The problem is that, unlike the market makers at the New York Stock Exchange, most high-frequency traders have no obligation to help maintain an orderly market. And during the Flash Crash, many speed traders simply turned off their machines, including Narang. Rather than wading into the frenzy, and possibly propagating the crazy price declines to other stocks, he turned off his codes and traded out of his positions. “We realized that the prices we were seeing were erroneous, and we did not want to have our trades broken,” he says. (Exchanges ended up breaking some 19,000 trades.)
With fewer people willing to buy all those sell orders, prices crashed. When the NYSE shut down its computer-trading operation for about a minute, handing things over to human traders on its floor—a vestige of the old system—order flow was forced onto less-populated electronic exchanges. The sell-off gained speed as stop-loss orders were triggered once prices fell a certain amount, and many large institutional investors dumped stocks by the truckload. As liquidity dried up, volatility went through the roof. Speed traders that stayed in the game had record paydays. “We would’ve made a killing if we’d kept trading,” Narang says.

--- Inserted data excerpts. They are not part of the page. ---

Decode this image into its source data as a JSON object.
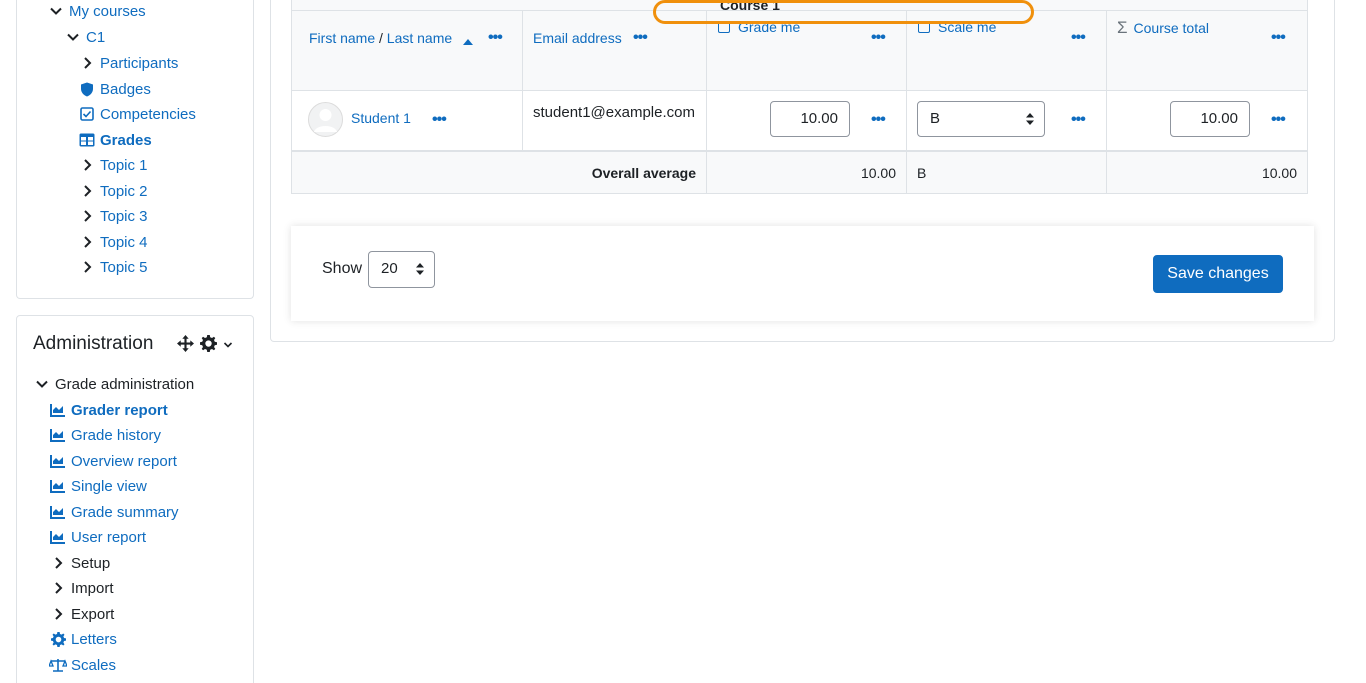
{
  "nav": {
    "my_courses": "My courses",
    "course": "C1",
    "items": [
      {
        "label": "Participants"
      },
      {
        "label": "Badges"
      },
      {
        "label": "Competencies"
      },
      {
        "label": "Grades"
      },
      {
        "label": "Topic 1"
      },
      {
        "label": "Topic 2"
      },
      {
        "label": "Topic 3"
      },
      {
        "label": "Topic 4"
      },
      {
        "label": "Topic 5"
      }
    ]
  },
  "admin": {
    "title": "Administration",
    "grade_admin": "Grade administration",
    "items": [
      {
        "label": "Grader report"
      },
      {
        "label": "Grade history"
      },
      {
        "label": "Overview report"
      },
      {
        "label": "Single view"
      },
      {
        "label": "Grade summary"
      },
      {
        "label": "User report"
      },
      {
        "label": "Setup"
      },
      {
        "label": "Import"
      },
      {
        "label": "Export"
      },
      {
        "label": "Letters"
      },
      {
        "label": "Scales"
      }
    ]
  },
  "table": {
    "category": "Course 1",
    "headers": {
      "first_name": "First name",
      "separator": "/",
      "last_name": "Last name",
      "email": "Email address",
      "grade_me": "Grade me",
      "scale_me": "Scale me",
      "course_total": "Course total"
    },
    "row": {
      "student": "Student 1",
      "email": "student1@example.com",
      "grade_me": "10.00",
      "scale_me": "B",
      "course_total": "10.00"
    },
    "average": {
      "label": "Overall average",
      "grade_me": "10.00",
      "scale_me": "B",
      "course_total": "10.00"
    },
    "sigma": "Σ",
    "dots": "•••"
  },
  "footer": {
    "show_label": "Show",
    "per_page": "20",
    "save_label": "Save changes"
  },
  "colors": {
    "link": "#0f6cbf",
    "highlight": "#f0900c"
  }
}
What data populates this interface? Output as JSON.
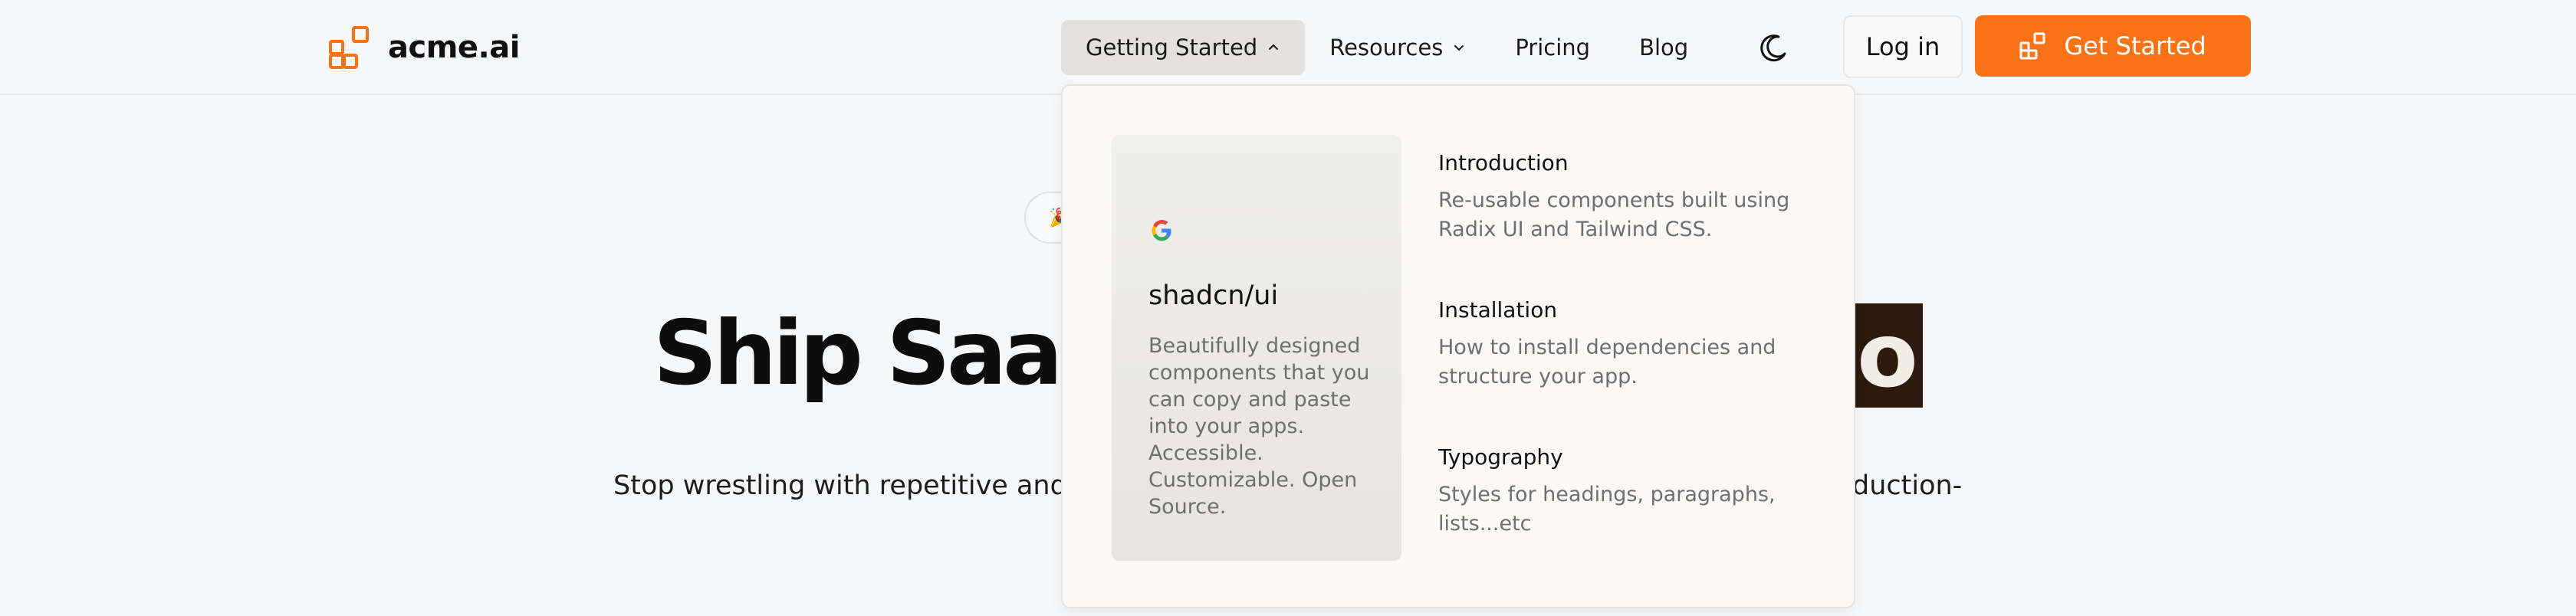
{
  "brand": {
    "name": "acme.ai",
    "accent": "#f97316"
  },
  "nav": {
    "items": [
      {
        "label": "Getting Started",
        "active": true,
        "has_dropdown": true
      },
      {
        "label": "Resources",
        "active": false,
        "has_dropdown": true
      },
      {
        "label": "Pricing",
        "active": false,
        "has_dropdown": false
      },
      {
        "label": "Blog",
        "active": false,
        "has_dropdown": false
      }
    ],
    "theme_toggle_icon": "moon-icon",
    "login_label": "Log in",
    "get_started_label": "Get Started"
  },
  "hero": {
    "title_left": "Ship SaaS",
    "title_right": "o",
    "subtitle_left": "Stop wrestling with repetitive and l",
    "subtitle_right": "duction-"
  },
  "dropdown": {
    "feature": {
      "icon": "google-icon",
      "title": "shadcn/ui",
      "description": "Beautifully designed components that you can copy and paste into your apps. Accessible. Customizable. Open Source."
    },
    "links": [
      {
        "title": "Introduction",
        "description": "Re-usable components built using Radix UI and Tailwind CSS."
      },
      {
        "title": "Installation",
        "description": "How to install dependencies and structure your app."
      },
      {
        "title": "Typography",
        "description": "Styles for headings, paragraphs, lists...etc"
      }
    ]
  }
}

It is precisely this ability to profit amid widespread carnage that has aroused the attention of regulators. Many have come to see high-frequency traders as nothing but digital piranhas, creating feeding frenzies that send the market into violent swings for their own profit. Still, the first wave of regulation to come after the Flash Crash hasn’t been aimed at speed traders but at the exchanges, which 10 years after going electronic are still largely a patchwork of cobbled-together systems. So far, high-frequency traders have emerged unscathed. Experts like Ben Van Vliet, a professor at Illinois Institute of Technology, believe big computer traders like GETCO and TradeBot will one day become something akin to electric utilities: entrenched, highly technological industry players with virtual monopolies on the market.
Like utilities, though, HFT may soon be regulated. As this prospect increases, speed traders are taking a page from the more established players on Wall Street. In March, Narang began meeting with SEC commissioners to try to “enlighten” them about HFT. “I am more optimistic that regulators will not do irrational things than I was a couple months ago,” he says. The real worry is whether markets, and the machines that increasingly drive them, will do irrational things.